I want to fit a monotonically increasing smooth spline function for a dataset
Code:
from scipy.interpolate import interp1d
import matplotlib.pyplot as plt
x = [0., 0.75, 1.8, 2.25, 3.75, 4.5, 6.45, 6.75, 7.5, 8.325, 10.875, 11.25, 12.525, 12.75, 15., 20.85, 21.]
y = [2.83811035, 2.81541896, 3.14311655, 3.22373554, 3.43033456, 3.50433385, 3.66794514, 3.462296, 3.59480959,
3.56250726, 3.6209845, 3.63034523, 3.68238915, 3.69096892, 3.75560395, 3.83545191, 3.90419498]
plt.plot(x, y, '*')
plt.show()
f = interp1d(x, y, kind='cubic')
yinp = f(x)
plt.plot(x, yinp)
plt.show()
The current fit looks like the above. I would like to know how to fit a monotonically increasing spline function.
I found an example in r posted here How to make monotonic (increasing) smooth spline with smooth.spline() function?. I am not sure what's the appropriate function in the scipy library.

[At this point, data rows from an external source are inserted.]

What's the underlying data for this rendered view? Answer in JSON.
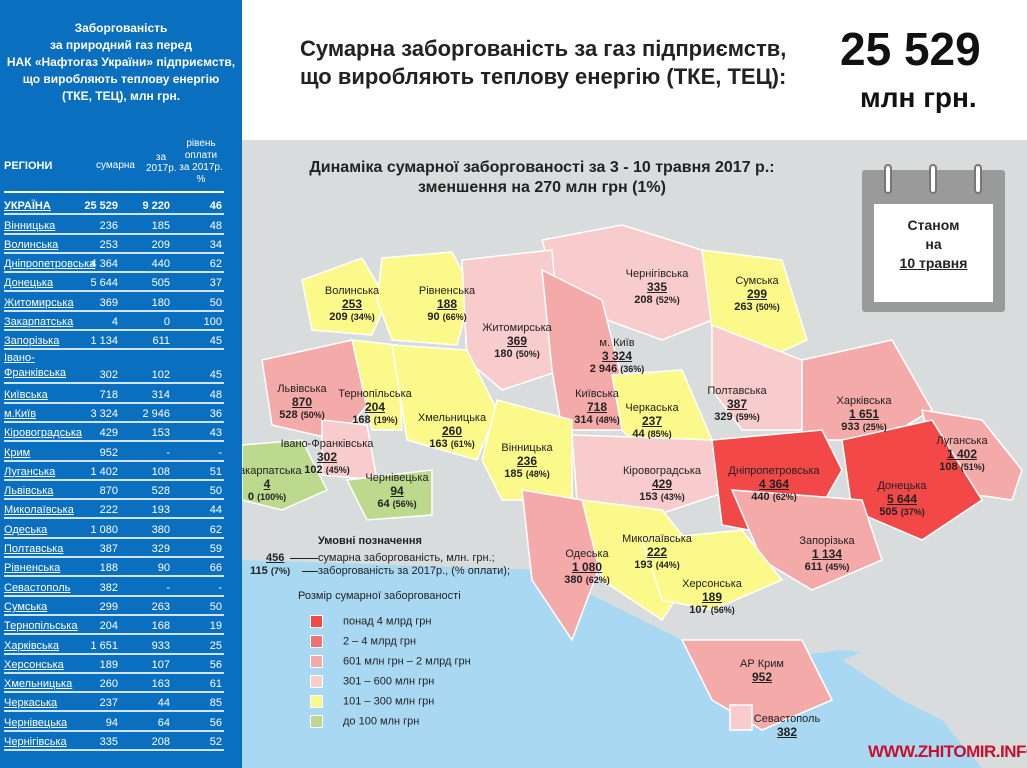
{
  "left_panel": {
    "title_lines": [
      "Заборгованість",
      "за природний газ перед",
      "НАК «Нафтогаз України» підприємств,",
      "що виробляють теплову енергію",
      "(ТКЕ, ТЕЦ), млн грн."
    ],
    "headers": {
      "region": "РЕГІОНИ",
      "total": "сумарна",
      "y2017": "за 2017р.",
      "paid_lines": [
        "рівень",
        "оплати",
        "за 2017р.",
        "%"
      ]
    },
    "rows": [
      {
        "region": "УКРАЇНА",
        "total": "25 529",
        "y2017": "9 220",
        "paid": "46"
      },
      {
        "region": "Вінницька",
        "total": "236",
        "y2017": "185",
        "paid": "48"
      },
      {
        "region": "Волинська",
        "total": "253",
        "y2017": "209",
        "paid": "34"
      },
      {
        "region": "Дніпропетровська",
        "total": "4 364",
        "y2017": "440",
        "paid": "62"
      },
      {
        "region": "Донецька",
        "total": "5 644",
        "y2017": "505",
        "paid": "37"
      },
      {
        "region": "Житомирська",
        "total": "369",
        "y2017": "180",
        "paid": "50"
      },
      {
        "region": "Закарпатська",
        "total": "4",
        "y2017": "0",
        "paid": "100"
      },
      {
        "region": "Запорізька",
        "total": "1 134",
        "y2017": "611",
        "paid": "45"
      },
      {
        "region": "Івано-Франківська",
        "total": "302",
        "y2017": "102",
        "paid": "45"
      },
      {
        "region": "Київська",
        "total": "718",
        "y2017": "314",
        "paid": "48"
      },
      {
        "region": "м.Київ",
        "total": "3 324",
        "y2017": "2 946",
        "paid": "36"
      },
      {
        "region": "Кіровоградська",
        "total": "429",
        "y2017": "153",
        "paid": "43"
      },
      {
        "region": "Крим",
        "total": "952",
        "y2017": "-",
        "paid": "-"
      },
      {
        "region": "Луганська",
        "total": "1 402",
        "y2017": "108",
        "paid": "51"
      },
      {
        "region": "Львівська",
        "total": "870",
        "y2017": "528",
        "paid": "50"
      },
      {
        "region": "Миколаївська",
        "total": "222",
        "y2017": "193",
        "paid": "44"
      },
      {
        "region": "Одеська",
        "total": "1 080",
        "y2017": "380",
        "paid": "62"
      },
      {
        "region": "Полтавська",
        "total": "387",
        "y2017": "329",
        "paid": "59"
      },
      {
        "region": "Рівненська",
        "total": "188",
        "y2017": "90",
        "paid": "66"
      },
      {
        "region": "Севастополь",
        "total": "382",
        "y2017": "-",
        "paid": "-"
      },
      {
        "region": "Сумська",
        "total": "299",
        "y2017": "263",
        "paid": "50"
      },
      {
        "region": "Тернопільська",
        "total": "204",
        "y2017": "168",
        "paid": "19"
      },
      {
        "region": "Харківська",
        "total": "1 651",
        "y2017": "933",
        "paid": "25"
      },
      {
        "region": "Херсонська",
        "total": "189",
        "y2017": "107",
        "paid": "56"
      },
      {
        "region": "Хмельницька",
        "total": "260",
        "y2017": "163",
        "paid": "61"
      },
      {
        "region": "Черкаська",
        "total": "237",
        "y2017": "44",
        "paid": "85"
      },
      {
        "region": "Чернівецька",
        "total": "94",
        "y2017": "64",
        "paid": "56"
      },
      {
        "region": "Чернігівська",
        "total": "335",
        "y2017": "208",
        "paid": "52"
      }
    ]
  },
  "header": {
    "title_lines": [
      "Сумарна заборгованість за газ підприємств,",
      "що виробляють теплову енергію (ТКЕ, ТЕЦ):"
    ],
    "total": "25 529",
    "unit": "млн грн."
  },
  "map": {
    "subtitle_lines": [
      "Динаміка сумарної заборгованості за 3 - 10 травня 2017 р.:",
      "зменшення на 270 млн грн (1%)"
    ],
    "calendar_lines": [
      "Станом",
      "на",
      "10 травня"
    ],
    "category_colors": [
      "#f24848",
      "#f27272",
      "#f5aaaa",
      "#f8cccc",
      "#fbf98a",
      "#bcd98e"
    ],
    "regions": [
      {
        "name": "Волинська",
        "total": "253",
        "y2017": "209",
        "pct": "(34%)",
        "cat": 4
      },
      {
        "name": "Рівненська",
        "total": "188",
        "y2017": "90",
        "pct": "(66%)",
        "cat": 4
      },
      {
        "name": "Чернігівська",
        "total": "335",
        "y2017": "208",
        "pct": "(52%)",
        "cat": 3
      },
      {
        "name": "Житомирська",
        "total": "369",
        "y2017": "180",
        "pct": "(50%)",
        "cat": 3
      },
      {
        "name": "м. Київ",
        "total": "3 324",
        "y2017": "2 946",
        "pct": "(36%)",
        "cat": 1
      },
      {
        "name": "Сумська",
        "total": "299",
        "y2017": "263",
        "pct": "(50%)",
        "cat": 4
      },
      {
        "name": "Львівська",
        "total": "870",
        "y2017": "528",
        "pct": "(50%)",
        "cat": 2
      },
      {
        "name": "Тернопільська",
        "total": "204",
        "y2017": "168",
        "pct": "(19%)",
        "cat": 4
      },
      {
        "name": "Хмельницька",
        "total": "260",
        "y2017": "163",
        "pct": "(61%)",
        "cat": 4
      },
      {
        "name": "Київська",
        "total": "718",
        "y2017": "314",
        "pct": "(48%)",
        "cat": 2
      },
      {
        "name": "Черкаська",
        "total": "237",
        "y2017": "44",
        "pct": "(85%)",
        "cat": 4
      },
      {
        "name": "Полтавська",
        "total": "387",
        "y2017": "329",
        "pct": "(59%)",
        "cat": 3
      },
      {
        "name": "Харківська",
        "total": "1 651",
        "y2017": "933",
        "pct": "(25%)",
        "cat": 2
      },
      {
        "name": "Луганська",
        "total": "1 402",
        "y2017": "108",
        "pct": "(51%)",
        "cat": 2
      },
      {
        "name": "Вінницька",
        "total": "236",
        "y2017": "185",
        "pct": "(48%)",
        "cat": 4
      },
      {
        "name": "Івано-Франківська",
        "total": "302",
        "y2017": "102",
        "pct": "(45%)",
        "cat": 3
      },
      {
        "name": "Закарпатська",
        "total": "4",
        "y2017": "0",
        "pct": "(100%)",
        "cat": 5
      },
      {
        "name": "Чернівецька",
        "total": "94",
        "y2017": "64",
        "pct": "(56%)",
        "cat": 5
      },
      {
        "name": "Кіровоградська",
        "total": "429",
        "y2017": "153",
        "pct": "(43%)",
        "cat": 3
      },
      {
        "name": "Дніпропетровська",
        "total": "4 364",
        "y2017": "440",
        "pct": "(62%)",
        "cat": 0
      },
      {
        "name": "Донецька",
        "total": "5 644",
        "y2017": "505",
        "pct": "(37%)",
        "cat": 0
      },
      {
        "name": "Одеська",
        "total": "1 080",
        "y2017": "380",
        "pct": "(62%)",
        "cat": 2
      },
      {
        "name": "Миколаївська",
        "total": "222",
        "y2017": "193",
        "pct": "(44%)",
        "cat": 4
      },
      {
        "name": "Запорізька",
        "total": "1 134",
        "y2017": "611",
        "pct": "(45%)",
        "cat": 2
      },
      {
        "name": "Херсонська",
        "total": "189",
        "y2017": "107",
        "pct": "(56%)",
        "cat": 4
      },
      {
        "name": "АР Крим",
        "total": "952",
        "y2017": null,
        "pct": null,
        "cat": 2
      },
      {
        "name": "Севастополь",
        "total": "382",
        "y2017": null,
        "pct": null,
        "cat": 3
      }
    ],
    "legend": {
      "title": "Умовні позначення",
      "example_total": "456",
      "example_y2017": "115",
      "example_pct": "(7%)",
      "desc_total": "сумарна заборгованість, млн. грн.;",
      "desc_y2017": "заборгованість за 2017р., (% оплати);",
      "size_title": "Розмір сумарної заборгованості",
      "items": [
        "понад 4 млрд грн",
        "2 – 4 млрд грн",
        "601 млн грн – 2 млрд грн",
        "301 – 600 млн грн",
        "101 – 300 млн грн",
        "до 100 млн грн"
      ]
    },
    "watermark": "WWW.ZHITOMIR.INFO"
  }
}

Suggestions will be really helpful.
EDIT: I'm looking for something like the below (ref.)
EDIT 2:
I'm now using a smoothing spline function scipy.interpolate.UnivariateSpline
import numpy as np
import matplotlib.pyplot as plt
from scipy.interpolate import UnivariateSpline
x = np.array([0., 0.75, 1.8, 2.25, 3.75, 4.5, 6.45, 6.75,
7.5, 8.325, 10.875, 11.25, 12.525, 12.75, 15.,
20.85, 21.])
y = np.array([2.83811035, 2.81541896, 3.14311655,
3.22373554, 3.43033456, 3.50433385,
3.66794514, 3.462296, 3.59480959,
3.56250726, 3.6209845, 3.63034523,
3.68238915, 3.69096892, 3.75560395,
3.83545191, 3.90419498])
spl = UnivariateSpline(x, y, s=0.05)
xs = np.linspace(x.min(), x.max(), 100)
plt.plot(x, y, 'ro', ms=5)
plt.plot(xs, spl(xs), 'cyan', lw=1)
plt.show()
gives the following result
I could get the coeffs and knots of the spline using
print(spl.get_coeffs())
print(spl.get_knots())
k = 3
tck = splrep(xmean, ymean, k=k, s=0.09)
knots = tck[0]
coeffs = tck[1]
print('knot points=', knots)
print('coefficients=', coeffs)
But I am not sure how to use the coefficients and manually generate the function of the spline curve. Could someone please add a bit more detail to this?
For example, when we have 4 data points
x = [0., 0.75, 1.8, 2.25]
y = [2.83811035, 2.81541896, 3.14311655, 3.22373554]
I would like to print the piecewise polynomial function to understand how the spline function looks like.